Dear Zindagi - Past - Present - Future!
I always write my views as Observations as I do not really want to impose myself on viewers of a film with my ramblings. Not that I can but this is just a humble way to remind you that whatever you read here is the Blog runners opinion but not something written on wall and you should take it with a pinch of salt.
I am a fan of good cinema. For every film I enter the theatre with a belief that this film will be the greatest I am ever going to watch. Even the trailers may suggest otherwise, I do not really judge the book by its cover rather I wait to peel the content, embrace the feel a maker wants to deliver and then form my opinion about it. A story being said in silences and conversations, that is Dear Zindagi for you in a nutshell.
It is not trying to be overly smart, not trying to make you like its characters by hook or crook. It just keeps flowing on screen asking you to embrace the life unfolding in front of you. Yes, you feel like really watching a girl named Kaira, whose aspirations, problems, issues feel real rather than filmy. They are not suddenly surfacing but the person looks to address only after knowing that a doctor can diagnose you without trying to judge you under what category you fall into and prescribe medicines accordingly. In mental health issues, how can you generalize?

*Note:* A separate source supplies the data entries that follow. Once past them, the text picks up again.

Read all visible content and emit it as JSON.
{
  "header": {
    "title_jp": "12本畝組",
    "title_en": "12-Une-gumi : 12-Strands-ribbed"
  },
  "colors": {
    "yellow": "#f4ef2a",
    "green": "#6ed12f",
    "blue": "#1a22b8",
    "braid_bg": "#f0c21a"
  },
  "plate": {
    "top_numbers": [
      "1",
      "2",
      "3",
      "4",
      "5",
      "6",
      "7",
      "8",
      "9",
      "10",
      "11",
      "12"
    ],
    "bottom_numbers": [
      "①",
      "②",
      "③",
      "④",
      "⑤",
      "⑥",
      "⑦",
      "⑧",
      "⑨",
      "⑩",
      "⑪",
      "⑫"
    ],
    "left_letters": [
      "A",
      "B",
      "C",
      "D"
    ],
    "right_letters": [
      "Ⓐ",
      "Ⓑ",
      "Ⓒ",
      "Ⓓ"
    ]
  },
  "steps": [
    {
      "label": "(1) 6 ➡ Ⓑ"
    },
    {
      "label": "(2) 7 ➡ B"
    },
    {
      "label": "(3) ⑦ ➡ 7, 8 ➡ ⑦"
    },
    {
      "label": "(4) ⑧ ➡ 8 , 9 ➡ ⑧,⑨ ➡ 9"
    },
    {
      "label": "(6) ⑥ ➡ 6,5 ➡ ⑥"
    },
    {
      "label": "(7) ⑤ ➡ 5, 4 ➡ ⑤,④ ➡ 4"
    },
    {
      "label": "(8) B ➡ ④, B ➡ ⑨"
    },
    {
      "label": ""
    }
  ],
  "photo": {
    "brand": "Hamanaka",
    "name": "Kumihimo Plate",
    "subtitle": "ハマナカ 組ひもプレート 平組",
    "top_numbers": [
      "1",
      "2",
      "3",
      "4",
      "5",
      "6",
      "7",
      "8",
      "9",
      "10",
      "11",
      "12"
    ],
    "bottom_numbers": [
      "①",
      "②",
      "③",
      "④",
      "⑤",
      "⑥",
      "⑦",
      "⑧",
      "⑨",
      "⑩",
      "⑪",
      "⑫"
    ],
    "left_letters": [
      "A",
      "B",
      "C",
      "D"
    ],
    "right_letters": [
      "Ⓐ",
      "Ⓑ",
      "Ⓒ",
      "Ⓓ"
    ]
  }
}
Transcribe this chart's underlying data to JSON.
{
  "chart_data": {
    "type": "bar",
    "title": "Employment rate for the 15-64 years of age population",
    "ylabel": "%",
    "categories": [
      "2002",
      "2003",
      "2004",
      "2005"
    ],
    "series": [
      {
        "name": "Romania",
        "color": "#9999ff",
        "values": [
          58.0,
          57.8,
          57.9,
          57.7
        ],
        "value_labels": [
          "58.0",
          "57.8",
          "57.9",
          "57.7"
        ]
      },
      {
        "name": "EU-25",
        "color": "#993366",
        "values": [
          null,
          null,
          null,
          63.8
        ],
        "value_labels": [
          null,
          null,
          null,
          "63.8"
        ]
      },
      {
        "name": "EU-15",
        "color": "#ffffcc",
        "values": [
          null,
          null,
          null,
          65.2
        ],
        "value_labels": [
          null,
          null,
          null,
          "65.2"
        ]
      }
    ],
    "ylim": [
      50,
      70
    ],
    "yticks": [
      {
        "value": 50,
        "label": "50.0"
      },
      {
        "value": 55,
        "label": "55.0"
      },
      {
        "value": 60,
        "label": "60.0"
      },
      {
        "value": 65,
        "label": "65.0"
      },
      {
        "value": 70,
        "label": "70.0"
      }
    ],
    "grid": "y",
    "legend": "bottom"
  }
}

The movie is a beautiful conversation that you're happy to hear, pleased to know and wish to be a part off. Well, there is superficiality in some areas, but those flaws are muscled away slowly by a sucker punch that hits you real hard yet at a slower pace. That sort of punches stay with you all along. Aliaa Bhatt breathes like Kaira, twists like her and becomes her by the end of the film. You start seeing her sabotaging her blossoming relationship and career yet to feel the right decision made by her by observing her behavioural change after Shah Rukh's understatedly brilliant Jehangir Khan, Jug peels the layers with his eyes and words.
Shah Rukh Khan here is not trying to be preachy doctor or a frustrated lover, but he is a soft-spoken killer here. He is friendly yet delivers the deadly blows in the form of questions. He cracks jokes, encourages them to be bettered but never tells you what you should do rather subtlely hints at the other way around for a situation. The possibility of understanding someone from their point of view and as just another person like us. This kind of therapists, if they exist, they should be given nobles and other highest prizes available.
Having said all that, as a film Dear Zindagi does suffer from pacing and two wrong casting choices. When you feel like watching more about Jug and Kaira dynamic grow, as a patient doctor and friends, you are forced to visit a musician. That might have lend to a beautiful realisation but still it feels like the hard seed that you had to swallow while eating a soft and delicious strawberry cake. Barring its flaws, Dear Zindagi is a film that you should watch where ever and whenever you can!